Most young people speak enough English to ask you where you are from, why you are in Bulgaria and if you like the country. If a senior Bulgarian picks you up, however, your English will prove useless. Elderly people usually speak decent Russian or maybe some French or German. The chances of your driver speaking any foreign language considerably decrease when you go to small towns and especially in villages.
Meeting a driver with whom you don’t share the same language doesn’t always mean you will have to take a vow of silence until the end of the journey. Many Bulgarians are enthusiastic about meeting foreigners and will just try to speak to you in Bulgarian (veeery slooowly) and hope you understand something. Use the international language of your expressive face and waving hands to try to convey your message.
In general, Bulgarians are hospitable and friendly and they will often go out of their way to give you a lift to your destination, even if it’s not where they are going. Accept these gestures of caring and enjoy the local cordiality.
The road system in Bulgaria is in a pretty bad condition and drivers often choose their route based not on the miles they’ll cover but on the quality of the roads. That’s why some second and third-class roads that look like the logical choice on the map may actually be very scarcely used. The most active roads are Sofia – Burgas, Sofia – Varna, and Sofia – Blagoevgrad.
One of the important things you should know about Bulgaria is that Bulgarian drivers are notorious for acting mindlessly and often aggressively on the road. Some drivers often break the rules and don’t respect others on the road as well as drive at a very high speed, which may make you feel unsafe in the car.

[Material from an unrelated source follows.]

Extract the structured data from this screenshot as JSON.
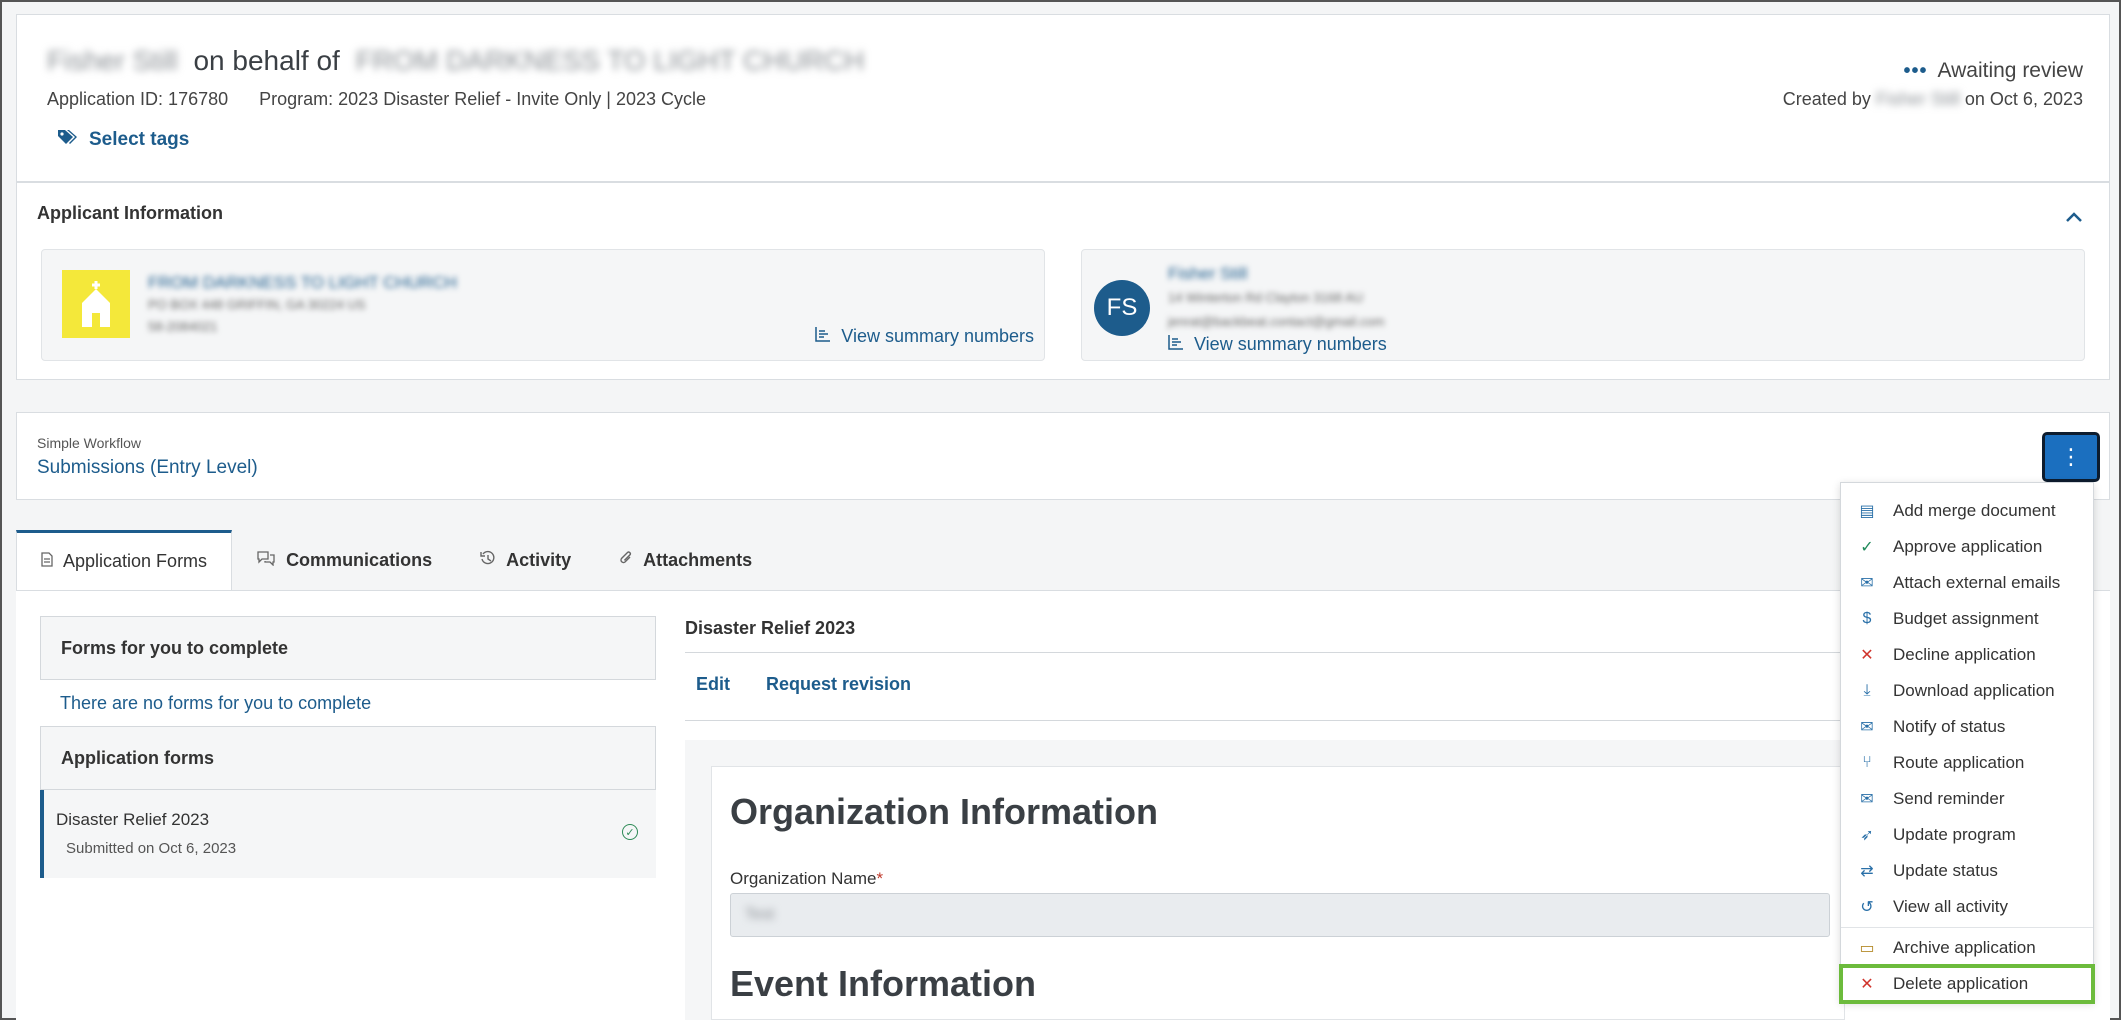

Hitchhiking is relatively widespread in Bulgaria which means you don’t have to worry about being asked to pay for the ride. Drivers are used to a hitchhiking culture and usually pick up people by the road to share a chat, to meet new people or to stock up on their own hitchhiker’s good karma.
Smile, be polite, be sensible and don’t take the ride of a hitchhiker who has arrived on the road before you – these are just a few of the common sense hitchhiking rules that are valid in Bulgaria too. You will find it easier to get a ride at the exits of the main cities compared to highways or gas stations, which are not popular spots for picking up hitchhikers.